# Load-balancing iterative computations on heterogeneous clusters with shared communication links

Arnaud Legrand, Hélène Renard, Yves Robert, and Frédéric Vivien

LIP, UMR CNRS-INRIA-UCBL 5668, École normale supérieure de Lyon, France {Arnaud.Legrand, Helene.Renard, Yves.Robert, Frederic.Vivien}@ens-lyon.fr

Abstract. We focus on mapping iterative algorithms onto heterogeneous clusters. The application data is partitioned over the processors, which are arranged along a virtual ring. At each iteration, independent calculations are carried out in parallel, and some communications take place between consecutive processors in the ring. The question is to determine how to slice the application data into chunks, and assign these chunks to the processors, so that the total execution time is minimized. A major difficulty is to embed a processor ring into a network that typically is not fully connected, so that some communication links have to be shared by several processor pairs. We establish a complexity result assessing the difficulty of this problem, and we design a practical heuristic that provides efficient mapping, routing, and data distribution schemes.

# 1 Introduction

We investigate the mapping of iterative algorithms onto heterogeneous clusters. Such algorithms typically operate on a large collection of application data, which is partitioned over the processors. At each iteration, some independent calculations are carried out in parallel, and then some communications take place. This scheme encompasses a broad spectrum of scientific computations, from mesh based solvers to signal processing, and image processing algorithms. An abstract view of the problem is the following: the iterative algorithm repeatedly operates on a rectangular matrix of data samples. This matrix is split into vertical slices that are allocated to the computing resources. At each step of the algorithm, the slices are updated locally, and then boundary information is exchanged between consecutive slices. This geometrical constraint advocates that processors be organized as a virtual ring. Then each processor only communicates twice, once with its predecessor in the ring, and once with its successor. There is no reason to restrict to a uni-dimensional partitioning of the data, and to map it onto a uni-dimensional ring of processors. But uni-dimensional partitionings are very natural for most applications, and we show that finding the optimal one is already very difficult.

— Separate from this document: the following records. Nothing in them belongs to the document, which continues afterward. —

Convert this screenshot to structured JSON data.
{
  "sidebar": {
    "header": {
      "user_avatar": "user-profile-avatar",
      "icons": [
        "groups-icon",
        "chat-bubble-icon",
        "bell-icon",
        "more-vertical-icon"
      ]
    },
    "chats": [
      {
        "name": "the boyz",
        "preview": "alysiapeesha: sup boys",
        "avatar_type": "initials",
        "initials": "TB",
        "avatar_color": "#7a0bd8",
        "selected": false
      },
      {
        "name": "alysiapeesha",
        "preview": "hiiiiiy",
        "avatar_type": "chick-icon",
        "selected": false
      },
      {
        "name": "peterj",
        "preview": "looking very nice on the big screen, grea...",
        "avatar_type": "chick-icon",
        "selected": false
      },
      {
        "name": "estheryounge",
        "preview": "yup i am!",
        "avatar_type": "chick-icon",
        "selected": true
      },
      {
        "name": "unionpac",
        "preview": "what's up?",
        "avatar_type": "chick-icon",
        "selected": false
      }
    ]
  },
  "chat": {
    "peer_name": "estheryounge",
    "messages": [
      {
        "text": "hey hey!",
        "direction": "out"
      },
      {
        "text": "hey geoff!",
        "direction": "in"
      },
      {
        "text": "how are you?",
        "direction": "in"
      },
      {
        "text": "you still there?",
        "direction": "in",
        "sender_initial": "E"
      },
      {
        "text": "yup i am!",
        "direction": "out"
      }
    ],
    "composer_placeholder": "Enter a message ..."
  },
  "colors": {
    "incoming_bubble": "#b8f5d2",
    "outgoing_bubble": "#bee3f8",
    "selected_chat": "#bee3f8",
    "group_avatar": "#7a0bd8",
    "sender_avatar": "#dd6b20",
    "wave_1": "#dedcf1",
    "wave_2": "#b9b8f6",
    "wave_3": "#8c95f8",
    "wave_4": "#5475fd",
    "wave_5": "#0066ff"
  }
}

The target architecture is a fully heterogeneous cluster, composed of differentspeed processors that communicate through links of different bandwidths. On the architecture side, the problem is twofold: (i) select the processors that participate in the solution and decide for their ordering (which defines the ring); (ii) assign communication routes between each pair of consecutive processors in the ring. One major difficulty of this ring embedding process is that some of the communication routes will (most probably) have to share some physical communication links: indeed, the communication networks of heterogeneous clusters typically are far from being fully connected. If two or more routes share the same physical link, we have to decide which fraction of the link bandwidth is assigned to each route. Once the ring and the routing have been decided, there remains to determine the best partitioning of the application data. Clearly, the quality of the final solution depends on many application and architecture parameters.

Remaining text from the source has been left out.